For the Popular Party, "it would be good if the current PSOE-Podemos government abandoned the dialectical mudslinging against the opposition and concentrated its efforts on solving the serious problems we have as an island and as a society."

In this sense, Jacobo Medina has questioned that a government that calls itself “of the people” has a “phantom housing office” and has been “unable to launch the Island Plan to fight poverty announced three years ago,” when there were 5,043 people in Lanzarote in a situation of severe poverty and 2,932 households where people lived on less than 292 euros per month. “We would like to know how many of the 5,000 people have benefited from this plan and how many households have improved their situation through direct actions of the Cabildo, considering that the matter has not been discussed again,” said Medina, who was also especially harsh with the management of dependency and socio-health care for our elders after the paralysis of the new Tahiche center project and the delay in the insularization of home care.

“On the island there are more than a hundred dependent people on the waiting list to enter a residence, so we are facing a matter of social emergency and as such it must be addressed by the government of the Cabildo,” he recalled, “has also failed in matters of disability by renouncing the social agreement for the management of services.”

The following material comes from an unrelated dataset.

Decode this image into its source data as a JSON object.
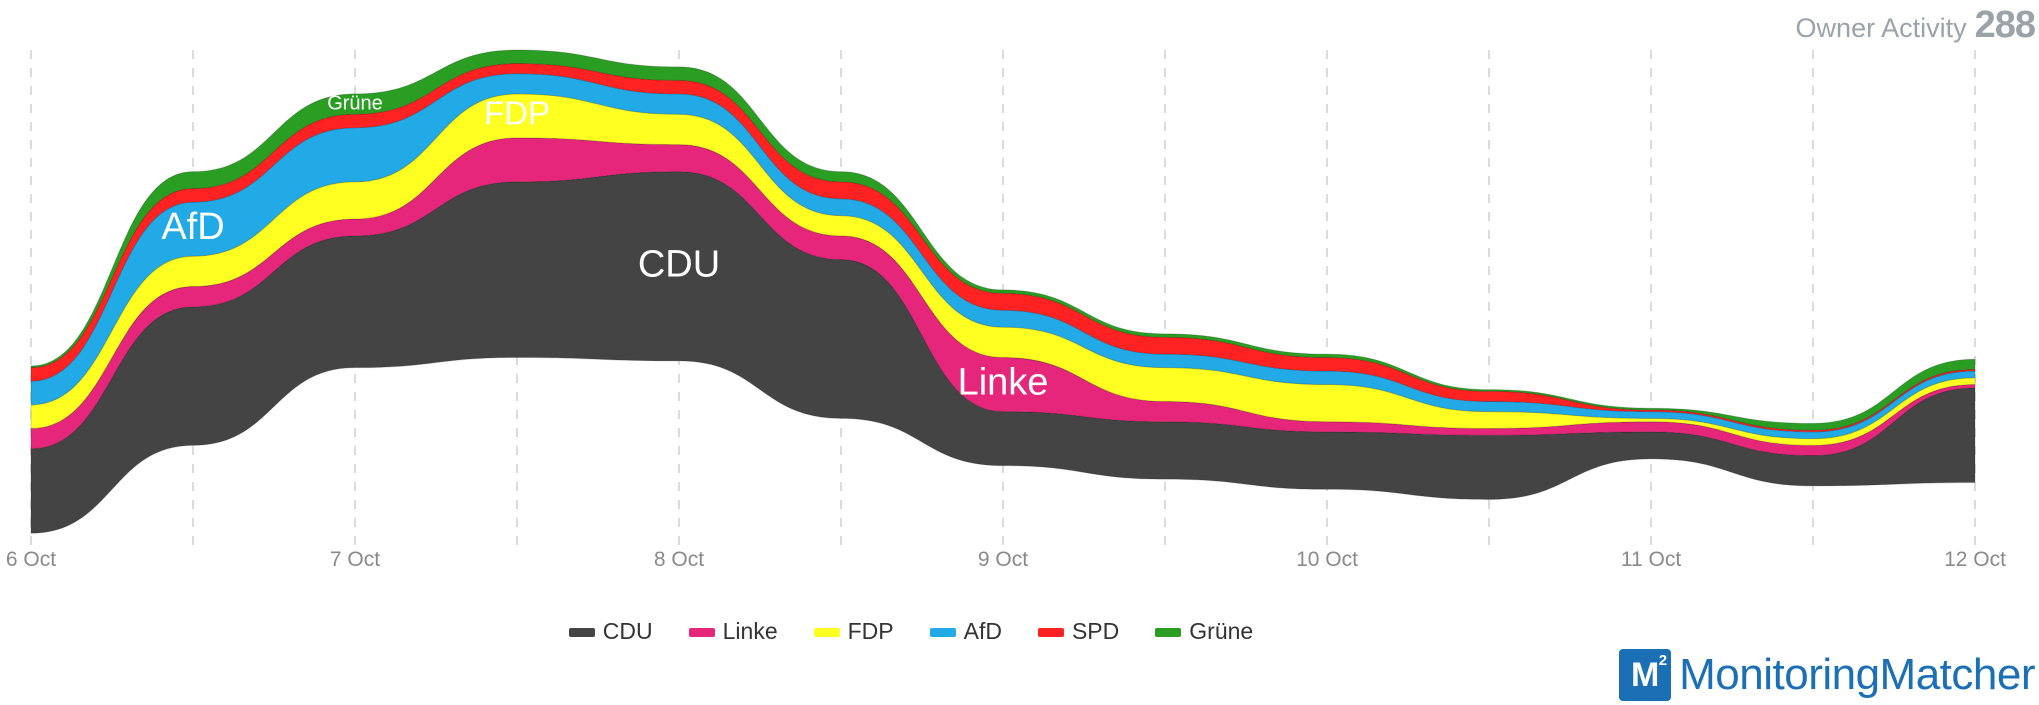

From the ranks of the Popular Party they have also stressed "the submissive attitude of the current government with respect to the governments of the State" and the Canary Islands in matters such as irregular immigration, in which “the government of all the people of Lanzarote is not heard to demand more resources with which to face the resurgence of the arrival of boats,” recalling that so far this year, around 8,900 people have arrived in the Canary Islands, 50% more than the arrivals in all of 2021.

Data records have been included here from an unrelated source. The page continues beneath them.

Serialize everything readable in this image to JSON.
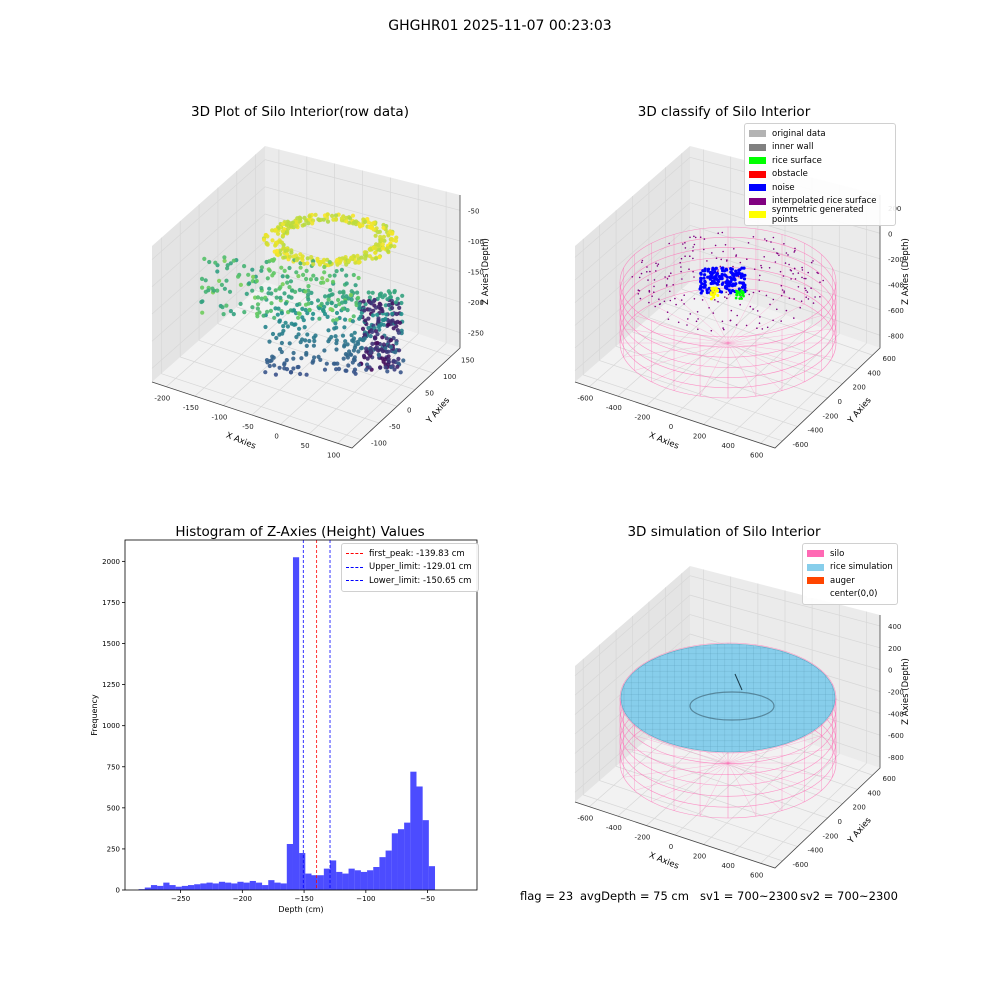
{
  "figure": {
    "suptitle": "GHGHR01 2025-11-07 00:23:03"
  },
  "chart_data": [
    {
      "type": "scatter",
      "panel": "top-left",
      "title": "3D Plot of Silo Interior(row data)",
      "xlabel": "X Axies",
      "ylabel": "Y Axies",
      "zlabel": "Z Axies (Depth)",
      "x_ticks": [
        "-200",
        "-150",
        "-100",
        "-50",
        "0",
        "50",
        "100"
      ],
      "y_ticks": [
        "-100",
        "-50",
        "0",
        "50",
        "100",
        "150"
      ],
      "z_ticks": [
        "-50",
        "-100",
        "-150",
        "-200",
        "-250"
      ],
      "xlim": [
        -220,
        120
      ],
      "ylim": [
        -120,
        160
      ],
      "zlim": [
        -290,
        -30
      ],
      "colormap": "viridis",
      "grid": true
    },
    {
      "type": "scatter",
      "panel": "top-right",
      "title": "3D classify of Silo Interior",
      "xlabel": "X Axies",
      "ylabel": "Y Axies",
      "zlabel": "Z Axies (Depth)",
      "x_ticks": [
        "-600",
        "-400",
        "-200",
        "0",
        "200",
        "400",
        "600"
      ],
      "y_ticks": [
        "-600",
        "-400",
        "-200",
        "0",
        "200",
        "400",
        "600"
      ],
      "z_ticks": [
        "200",
        "0",
        "-200",
        "-400",
        "-600",
        "-800"
      ],
      "legend_position": "top-right",
      "legend": [
        {
          "label": "original data",
          "color": "#b3b3b3"
        },
        {
          "label": "inner wall",
          "color": "#808080"
        },
        {
          "label": "rice surface",
          "color": "#00ff00"
        },
        {
          "label": "obstacle",
          "color": "#ff0000"
        },
        {
          "label": "noise",
          "color": "#0000ff"
        },
        {
          "label": "interpolated rice surface",
          "color": "#800080"
        },
        {
          "label": "symmetric generated points",
          "color": "#ffff00"
        }
      ],
      "grid": true
    },
    {
      "type": "bar",
      "panel": "bottom-left",
      "title": "Histogram of Z-Axies (Height) Values",
      "xlabel": "Depth (cm)",
      "ylabel": "Frequency",
      "xlim": [
        -295,
        -10
      ],
      "ylim": [
        0,
        2130
      ],
      "x_ticks": [
        -250,
        -200,
        -150,
        -100,
        -50
      ],
      "y_ticks": [
        0,
        250,
        500,
        750,
        1000,
        1250,
        1500,
        1750,
        2000
      ],
      "bin_start": -284,
      "bin_width": 5.0,
      "values": [
        5,
        15,
        30,
        25,
        45,
        30,
        20,
        25,
        30,
        35,
        40,
        45,
        40,
        50,
        45,
        40,
        50,
        45,
        55,
        45,
        30,
        60,
        45,
        40,
        280,
        2025,
        225,
        100,
        90,
        90,
        130,
        180,
        110,
        100,
        130,
        120,
        110,
        120,
        140,
        200,
        240,
        345,
        370,
        410,
        720,
        630,
        425,
        145
      ],
      "bar_color": "#0000ff",
      "vlines": [
        {
          "label": "first_peak: -139.83 cm",
          "x": -139.83,
          "color": "#ff0000"
        },
        {
          "label": "Upper_limit: -129.01 cm",
          "x": -129.01,
          "color": "#0000ff"
        },
        {
          "label": "Lower_limit: -150.65 cm",
          "x": -150.65,
          "color": "#0000ff"
        }
      ],
      "legend_position": "top-right",
      "grid": false
    },
    {
      "type": "scatter",
      "panel": "bottom-right",
      "title": "3D simulation of Silo Interior",
      "xlabel": "X Axies",
      "ylabel": "Y Axies",
      "zlabel": "Z Axies (Depth)",
      "x_ticks": [
        "-600",
        "-400",
        "-200",
        "0",
        "200",
        "400",
        "600"
      ],
      "y_ticks": [
        "-600",
        "-400",
        "-200",
        "0",
        "200",
        "400",
        "600"
      ],
      "z_ticks": [
        "400",
        "200",
        "0",
        "-200",
        "-400",
        "-600",
        "-800"
      ],
      "legend_position": "top-right",
      "legend": [
        {
          "label": "silo",
          "color": "#ff69b4"
        },
        {
          "label": "rice simulation",
          "color": "#87ceeb"
        },
        {
          "label": "auger",
          "color": "#ff4500"
        },
        {
          "label": "center(0,0)",
          "color": "#ffffff"
        }
      ],
      "grid": true
    }
  ],
  "footer": {
    "flag": "flag = 23",
    "avg_depth": "avgDepth = 75 cm",
    "sv1": "sv1 = 700~2300",
    "sv2": "sv2 = 700~2300"
  }
}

The delegation of own competences to other administrations in environmental matters and water or the inability to adapt the PiOL to the land law and having to start from 0, were other matters questioned by the Popular Party, together with the policy of confrontation that the new government has undertaken with some municipalities that are not of the same political sign.

“We want and must talk about the future, set a roadmap and close major island agreements in those matters that are of special importance to the island and that should be outside the changes of party that occur in the Island Government. It is essential to reach agreements in matters such as planning, infrastructure, health and social-health services, water, renewable energy and heritage,” said Councilor Jacobo Medina.

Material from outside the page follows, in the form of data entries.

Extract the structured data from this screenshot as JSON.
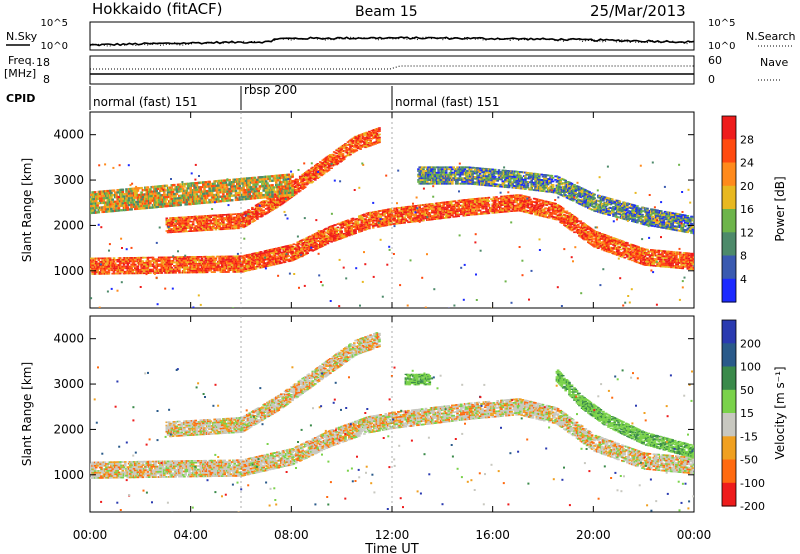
{
  "header": {
    "radar": "Hokkaido (fitACF)",
    "beam": "Beam 15",
    "date": "25/Mar/2013"
  },
  "noise_panel": {
    "left_label": "N.Sky",
    "right_label": "N.Search",
    "left_ticks": [
      "10^5",
      "10^0"
    ],
    "right_ticks": [
      "10^5",
      "10^0"
    ]
  },
  "freq_panel": {
    "left_label_1": "Freq.",
    "left_label_2": "[MHz]",
    "right_label": "Nave",
    "left_ticks": [
      "18",
      "8"
    ],
    "right_ticks": [
      "60",
      "0"
    ]
  },
  "cpid": {
    "label": "CPID",
    "segments": [
      {
        "label": "normal (fast) 151",
        "start_hour": 0,
        "end_hour": 6
      },
      {
        "label": "rbsp 200",
        "start_hour": 6,
        "end_hour": 12
      },
      {
        "label": "normal (fast) 151",
        "start_hour": 12,
        "end_hour": 24
      }
    ]
  },
  "chart_data": [
    {
      "type": "heatmap",
      "ylabel": "Slant Range [km]",
      "xlabel": "Time UT",
      "x_ticks": [
        "00:00",
        "04:00",
        "08:00",
        "12:00",
        "16:00",
        "20:00",
        "00:00"
      ],
      "x_range_hours": [
        0,
        24
      ],
      "y_ticks": [
        1000,
        2000,
        3000,
        4000
      ],
      "ylim": [
        180,
        4500
      ],
      "colorbar": {
        "label": "Power [dB]",
        "ticks": [
          "28",
          "24",
          "20",
          "16",
          "12",
          "8",
          "4"
        ],
        "colors": [
          "#ee1c1c",
          "#ff4a10",
          "#ff8a1c",
          "#e8b820",
          "#6db44a",
          "#4d8a6a",
          "#3a5ab0",
          "#1c2aff"
        ]
      },
      "bands": [
        {
          "t": [
            0,
            6,
            8,
            9.5,
            11,
            12,
            15,
            17,
            18.5,
            20,
            22,
            24
          ],
          "r": [
            1100,
            1150,
            1400,
            1800,
            2100,
            2200,
            2400,
            2500,
            2300,
            1700,
            1300,
            1200
          ],
          "width_km": 380,
          "level": "high"
        },
        {
          "t": [
            3,
            6,
            7.5,
            8.5,
            9.5,
            10.5,
            11.5
          ],
          "r": [
            2000,
            2100,
            2600,
            3000,
            3400,
            3800,
            4000
          ],
          "width_km": 350,
          "level": "high"
        },
        {
          "t": [
            0,
            2,
            4,
            6,
            8
          ],
          "r": [
            2500,
            2600,
            2700,
            2800,
            2900
          ],
          "width_km": 500,
          "level": "mid"
        },
        {
          "t": [
            13,
            15,
            17,
            18.5,
            20,
            22,
            24
          ],
          "r": [
            3100,
            3100,
            3000,
            2900,
            2500,
            2200,
            2000
          ],
          "width_km": 400,
          "level": "low"
        }
      ]
    },
    {
      "type": "heatmap",
      "ylabel": "Slant Range [km]",
      "xlabel": "Time UT",
      "x_ticks": [
        "00:00",
        "04:00",
        "08:00",
        "12:00",
        "16:00",
        "20:00",
        "00:00"
      ],
      "x_range_hours": [
        0,
        24
      ],
      "y_ticks": [
        1000,
        2000,
        3000,
        4000
      ],
      "ylim": [
        180,
        4500
      ],
      "colorbar": {
        "label": "Velocity [m s⁻¹]",
        "ticks": [
          "200",
          "100",
          "50",
          "15",
          "-15",
          "-50",
          "-100",
          "-200"
        ],
        "colors": [
          "#2a3ab0",
          "#2a5a8a",
          "#3a8a4a",
          "#7ad24a",
          "#c8c8c0",
          "#f0a020",
          "#ff6a10",
          "#ee1c1c"
        ]
      },
      "bands": [
        {
          "t": [
            0,
            6,
            8,
            9.5,
            11,
            12,
            15,
            17,
            18.5,
            20,
            22,
            24
          ],
          "r": [
            1100,
            1150,
            1400,
            1800,
            2100,
            2200,
            2400,
            2500,
            2300,
            1700,
            1300,
            1200
          ],
          "width_km": 380,
          "level": "grey"
        },
        {
          "t": [
            3,
            6,
            7.5,
            8.5,
            9.5,
            10.5,
            11.5
          ],
          "r": [
            2000,
            2100,
            2600,
            3000,
            3400,
            3800,
            4000
          ],
          "width_km": 350,
          "level": "grey"
        },
        {
          "t": [
            12.5,
            13.5
          ],
          "r": [
            3100,
            3100
          ],
          "width_km": 250,
          "level": "green"
        },
        {
          "t": [
            18.5,
            19.5,
            20.5,
            22,
            24
          ],
          "r": [
            3200,
            2600,
            2200,
            1800,
            1500
          ],
          "width_km": 300,
          "level": "green"
        }
      ]
    }
  ]
}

“And we must do it jointly with the municipalities because the Cabildo must always be there to lend them a hand and not to confront; the Cabildo is there to help and not to block; the Cabildo is there to provide solutions and not to generate problems, because if anything should always prevail is the spirit of cooperation with local corporations. And when a municipality feels affected by a problem, what the Island Government has to do is attend to or echo its needs and not use silence or guerrilla warfare as a response to those municipalities that are not of the same political sign,” Medina emphasized.